「ガルディアおばさん!」
「ガルディアお姉様、でしょ?」
しっかりと訂正を加えながら、いたずらっぽく笑ってみせると、彼女は貸出証書に記入してくれる。とにかく免許証さえあれば貸し出しできるらしく、司書も、ガルディアが借りる、という形で承諾してくれた。
そのまま、二人で図書館を出、お礼を言う間もなく、リークは声を上げた。
「びっくりしましたよ。いつもいきなり現れるんだから」
「失礼ね。別に、知り合いに声をかけても良いでしょ? あたしにとっちゃ、あんたもセリカも、自分の子供みたいなもんなんだし」
言って、ガルディアは人当たりの良い笑顔を見せた。
「ところで、おばさんは…」
「お、ね、え、さ、ん」
「……。ガルディアさんは、どうしてこの街に?」
何となく、そこを訂正するのが癪で、言い変えてみれば、ガルディアはわしゃわしゃとリークの頭を撫でた。
「こら、子供が変な気を遣いなさんな。それとも、この頭じゃ、あたしがこの街に入る理由もわからんか?」
「いた…っ、痛いですってば!」
力を込められて、思わず声を上げるが、気を遣ってくれているのはガルディアも一緒だ。こうして明るく振る舞って、お互い、暗くならないようにしてくれている。本当に、セリカの母親、カトレシアとは姉妹ながらも、静と動、という感じだ。
「とは言っても、あれから一カ月だからね。葬儀も関連行事も終わっちゃってるから、ほんと、あんたが心配することは何もないのよ。カトレシア達の冥福を祈ってやって、トーシアンにいる間だけでも、あの子の側にいてやって」
「ガルディアさん…」
言いながら、ガルディアは気の良い笑顔を見せる。本当に、昔から、彼女の元気というか、前向きな考えには、いつも励まされる。

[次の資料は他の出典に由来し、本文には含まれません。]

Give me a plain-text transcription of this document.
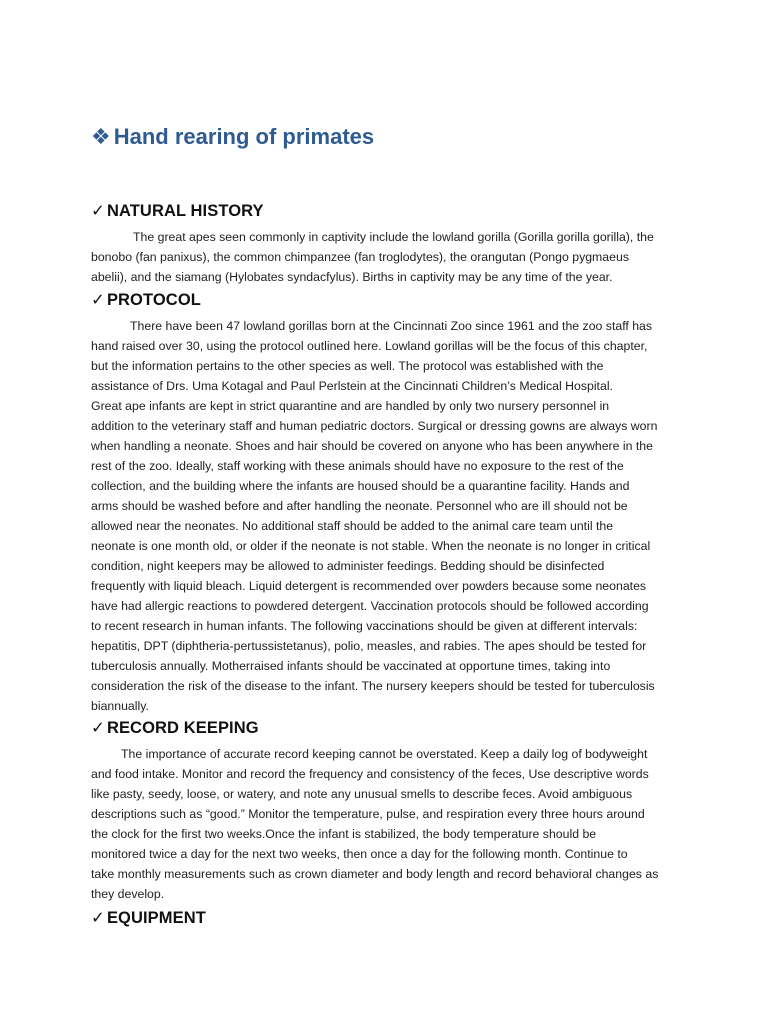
❖ Hand rearing of primates
✓ NATURAL HISTORY
The great apes seen commonly in captivity include the lowland gorilla (Gorilla gorilla gorilla), the
bonobo (fan panixus), the common chimpanzee (fan troglodytes), the orangutan (Pongo pygmaeus
abelii), and the siamang (Hylobates syndacfylus). Births in captivity may be any time of the year.
✓ PROTOCOL
There have been 47 lowland gorillas born at the Cincinnati Zoo since 1961 and the zoo staff has
hand raised over 30, using the protocol outlined here. Lowland gorillas will be the focus of this chapter,
but the information pertains to the other species as well. The protocol was established with the
assistance of Drs. Uma Kotagal and Paul Perlstein at the Cincinnati Children’s Medical Hospital.
Great ape infants are kept in strict quarantine and are handled by only two nursery personnel in
addition to the veterinary staff and human pediatric doctors. Surgical or dressing gowns are always worn
when handling a neonate. Shoes and hair should be covered on anyone who has been anywhere in the
rest of the zoo. Ideally, staff working with these animals should have no exposure to the rest of the
collection, and the building where the infants are housed should be a quarantine facility. Hands and
arms should be washed before and after handling the neonate. Personnel who are ill should not be
allowed near the neonates. No additional staff should be added to the animal care team until the
neonate is one month old, or older if the neonate is not stable. When the neonate is no longer in critical
condition, night keepers may be allowed to administer feedings. Bedding should be disinfected
frequently with liquid bleach. Liquid detergent is recommended over powders because some neonates
have had allergic reactions to powdered detergent. Vaccination protocols should be followed according
to recent research in human infants. The following vaccinations should be given at different intervals:
hepatitis, DPT (diphtheria-pertussistetanus), polio, measles, and rabies. The apes should be tested for
tuberculosis annually. Motherraised infants should be vaccinated at opportune times, taking into
consideration the risk of the disease to the infant. The nursery keepers should be tested for tuberculosis
biannually.
✓ RECORD KEEPING
The importance of accurate record keeping cannot be overstated. Keep a daily log of bodyweight
and food intake. Monitor and record the frequency and consistency of the feces, Use descriptive words
like pasty, seedy, loose, or watery, and note any unusual smells to describe feces. Avoid ambiguous
descriptions such as “good.” Monitor the temperature, pulse, and respiration every three hours around
the clock for the first two weeks.Once the infant is stabilized, the body temperature should be
monitored twice a day for the next two weeks, then once a day for the following month. Continue to
take monthly measurements such as crown diameter and body length and record behavioral changes as
they develop.
✓ EQUIPMENT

そんな心境をくみ取ってか、ガルディアは強く背中を押した。
「らしくないじゃないの! あたしが知ってるリークは、そんな顔しなかったわよ。全部のことに一生懸命だけど、ちゃんと、肩の力を抜く方法も知ってる。自分の気持ちに嘘はつけない子だもの」
「そう、なんですか…?」
思わず聞き返してしまえば、彼女は、声を上げて笑ってみせた。
「あたしに聞かないでよ。でもね、リーク、人は変わるもんよ。環境とか、接してきたものとか、色んなことでさ。それでも、あんたの大事な想いだけは曲げちゃダメ。それが、絶対支えになるんだから」
「大事な、想い…」
自分で口に出してみるが、今はそれがはっきりしない。いや、気付きたくないだけかもしれない。
セリカの側にいることが心地良すぎて、自分の夢をないがしろにしてしまうのではないか。でも、だからと言って、自分の夢を取れば、今度はいつトーシアンに戻ってこられるかわからない。その間に、何かあったら…。
だから、結論を出せなかった。答えを出すということは、どのみち、自分の我が儘を貫くことになるのだから。
「何かあったら、あたしの会社に来なさい。お姉さんがいつでも相談に乗ってあげるわよ」
言うと、彼女はウインク一つ残して、歩いて行ってしまう。本当は忙しいのに、リークの姿を見かけて、わざわざ声をかけてくれたのだろうか。そう思うと、自然と笑みがこぼれた。
「さぁ、早く帰らないとな。セリカが待ってるだろうし」
本を持って軽く伸びをしながら、リークは再び商業地区を目指して歩き出した。